Sur un plan plus symbolique, on l’a aussi vu très présente dans les salles parisiennes pour soutenir les spectacles dans la semaine ayant suivi les attentats du 13 novembre.
Sur le dossier des médias, elle a activement soutenu les survivants de Charlie Hebdo après l’attentat du 7 janvier, créant pour le journal un statut d’entreprise solidaire de presse.

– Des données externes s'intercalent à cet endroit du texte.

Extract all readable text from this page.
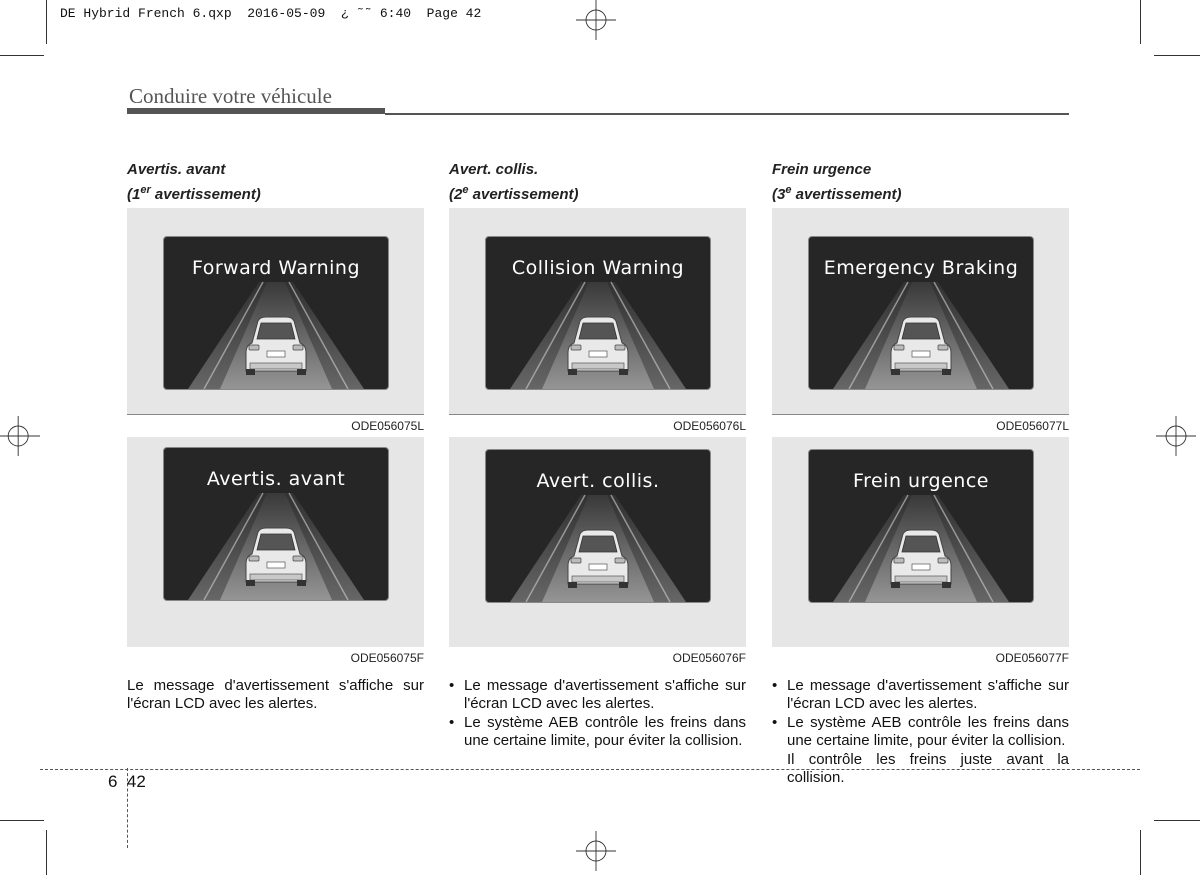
DE Hybrid French 6.qxp  2016-05-09  ¿ ˜˜ 6:40  Page 42
Conduire votre véhicule
Avertis. avant
(1er avertissement)
Forward Warning
ODE056075L
Avertis. avant
ODE056075F
Le message d'avertissement s'affiche sur l'écran LCD avec les alertes.
Avert. collis.
(2e avertissement)
Collision Warning
ODE056076L
Avert. collis.
ODE056076F
• Le message d'avertissement s'affiche sur l'écran LCD avec les alertes.
• Le système AEB contrôle les freins dans une certaine limite, pour éviter la collision.
Frein urgence
(3e avertissement)
Emergency Braking
ODE056077L
Frein urgence
ODE056077F
• Le message d'avertissement s'affiche sur l'écran LCD avec les alertes.
• Le système AEB contrôle les freins dans une certaine limite, pour éviter la collision.
Il contrôle les freins juste avant la collision.
6 42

Elle a ausi lancé une réforme des aides à la presse, pour les concentrer sur les titres généralistes, en évinçant des journaux condamnés pour racisme, antisémitisme ou incitation à la haine comme « Valeurs Actuelles », mais aussi au détriment de la presse people.
– Supplément d’âme –
Lors d’une grève historique à Radio France au printemps 2015, elle a nommé un médiateur qui est parvenu à apaiser le conflit, la direction ayant renoncé à un plan de départs volontaires
Mais il lui aura manqué pour marquer son passage le supplément d’âme associé au « ministère du Verbe » depuis André Malraux. Elle a sans doute pâti ne pas être issue du sérail culturel.
Deux mois après sa prise de fonction en août 2014, elle se déclare incapable de citer le moindre livre du prix Nobel Patrick Modiano, expliquant « ne plus avoir le temps de lire » depuis qu’elle occupe des fonctions ministérielles. La gaffe déclenche une polémique dans le monde de la culture et la ministre aura du mal à redresser le cap.
Sa sensibilité artistique – elle est pianiste et peint à l’occasion – ne suffit pas à combattre le cliché: on la surnomme « la ministre des jeux vidéo ».
Cette bosseuse, très au fait des dossiers économiques de son secteur, a pu donner une image d’amateurisme dans un reportage diffusé sur Canal+ l’automne dernier où on la voit incapable de dire ce que contiennent les rapports dans son bureau et de nommer l’auteur du tableau sur le mur…
Le mal est fait, et les rumeurs s’étaient multipliées ces dernières semaines sur son remplacement par Christiane Taubira, peu avare en envolées lyriques et en citations d’Edouard Glissant ou René Char.
C’est finalement la conseillère culture de François Hollande, Audrey Azoulay, issue de la même promotion de l’ENA que Fleur Pellerin, qui lui succède.